Version à imprimer bilingue Version à imprimer unilingue

Question écrite n° 6-1366

de Christine Defraigne (MR) du 14 avril 2017

au ministre de la Justice

Tourisme de l'avortement des Belges aux Pays-Bas - Différences en matière de délai - Concertation

avortement
Pays-Bas

Chronologie

14/4/2017 Envoi question (Fin du délai de réponse: 18/5/2017 )
12/7/2017 Réponse

Question n° 6-1366 du 14 avril 2017 : (Question posée en français)

La presse nous a récemment rapporté des chiffres de l'IGZ concernant la pratique de l'avortement aux Pays-Bas. Cet organisme est le pendant néerlandais de notre SPF Santé Publique. Il s'avère qu'en 2015, 530 Belges ont traversé la frontière pour se rendre aux Pays-Bas afin d'avorter et ce, à la suite des conseils reçus dans les centres de planning familial tant du côté francophone que du côté néerlandophone. À titre d'exemple, le site seksualiteit.be, qui dépend de SENSOA (le " Vlaams Expertiscentrum voor Seksuele Gezondheid " ), conseille aux femmes de se rendre aux Pays-Bas lorsqu'elle ont dépassé le délai légal en Belgique.

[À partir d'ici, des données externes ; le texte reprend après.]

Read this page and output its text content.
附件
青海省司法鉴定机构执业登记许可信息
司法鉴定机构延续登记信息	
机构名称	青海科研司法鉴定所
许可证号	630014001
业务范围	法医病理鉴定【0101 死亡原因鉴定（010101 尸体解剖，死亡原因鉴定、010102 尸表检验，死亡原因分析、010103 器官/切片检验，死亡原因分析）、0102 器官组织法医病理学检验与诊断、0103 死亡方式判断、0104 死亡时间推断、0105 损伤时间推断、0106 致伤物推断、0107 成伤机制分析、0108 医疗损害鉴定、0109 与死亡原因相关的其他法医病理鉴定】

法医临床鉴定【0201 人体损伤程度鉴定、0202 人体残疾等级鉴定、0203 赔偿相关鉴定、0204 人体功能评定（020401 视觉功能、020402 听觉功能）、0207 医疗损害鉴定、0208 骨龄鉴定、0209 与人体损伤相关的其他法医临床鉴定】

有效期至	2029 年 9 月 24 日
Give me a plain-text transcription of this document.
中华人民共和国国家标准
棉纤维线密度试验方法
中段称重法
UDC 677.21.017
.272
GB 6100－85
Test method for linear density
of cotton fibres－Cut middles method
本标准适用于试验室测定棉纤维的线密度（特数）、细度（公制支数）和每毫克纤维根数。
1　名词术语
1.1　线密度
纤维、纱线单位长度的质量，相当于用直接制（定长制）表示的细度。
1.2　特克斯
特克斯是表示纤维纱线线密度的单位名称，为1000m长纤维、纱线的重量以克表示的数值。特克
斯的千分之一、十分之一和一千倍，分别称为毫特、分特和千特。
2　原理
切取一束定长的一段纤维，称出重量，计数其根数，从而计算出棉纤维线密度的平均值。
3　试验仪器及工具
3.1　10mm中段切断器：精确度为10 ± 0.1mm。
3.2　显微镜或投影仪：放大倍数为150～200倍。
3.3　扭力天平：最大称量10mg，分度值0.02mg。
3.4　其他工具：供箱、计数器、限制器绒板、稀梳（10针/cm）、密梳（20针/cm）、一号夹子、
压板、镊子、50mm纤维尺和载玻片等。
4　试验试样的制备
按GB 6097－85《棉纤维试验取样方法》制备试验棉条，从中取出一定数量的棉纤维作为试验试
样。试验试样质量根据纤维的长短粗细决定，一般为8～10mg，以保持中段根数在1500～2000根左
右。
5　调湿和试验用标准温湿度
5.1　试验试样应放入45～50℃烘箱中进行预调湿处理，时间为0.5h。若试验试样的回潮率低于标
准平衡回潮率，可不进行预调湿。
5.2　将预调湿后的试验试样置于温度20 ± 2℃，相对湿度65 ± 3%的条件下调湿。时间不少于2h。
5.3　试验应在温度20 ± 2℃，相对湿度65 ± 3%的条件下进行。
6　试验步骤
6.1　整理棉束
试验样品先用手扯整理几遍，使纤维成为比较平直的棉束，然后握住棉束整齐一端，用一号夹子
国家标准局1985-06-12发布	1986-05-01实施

Cet exode résulterait de l'application de l'article 2, 1°, a), de la loi du 3 avril 1990 relative à l'interruption de grossesse modifiant les articles 348, 350, 351 et 352 du Code pénal et abrogeant l'article 353 du même Code.

En effet, cet article prévoit que le délai autorisé pour une IVG est de 12 semaines contre 22 chez nos voisins néerlandais. Il arrive pourtant que certaines femmes changent d'avis ou apprennent leur grossesse trop tard. Or, ces femmes ne peuvent plus avorter en Belgique et ne sont plus couvertes par l'Inami. Elles doivent, pour avorter aux Pays-Bas, s'acquitter d'une somme allant de 670 à 870 euros selon l'avancée de la grossesse. De ce fait, seules ces femmes qui disposent de moyens suffisants ont la possibilité d'interrompre leur grossesse aux Pays-Bas.

Étant donné que le niveau fédéral est compétent en ce qui concerne la santé publique et la justice mais que certains aspects de la grossesse non planifiée relèvent des entités fédérées, la transversalité est dès lors établie.

Compte tenu de ces éléments, plusieurs questions méritent d'être posées.

1) Comment expliquez-vous cette différence si importante de délai entre la Belgique et les Pays-Bas ? Quelles sont les motivations et les arguments en faveur d'un délai belge de 12 semaines ?

2) Votre cabinet a-t-il déjà travaillé sur ce problème ? Des échanges avec votre homologue néerlandais ont-ils eu lieu?

3) Une concertation avec les centres de planning familial et les entités fédérées est-elle envisagée ?

Réponse reçue le 12 juillet 2017 :

Il est renvoyé à la ministre de la Santé publique, vu sa compétence en la matière.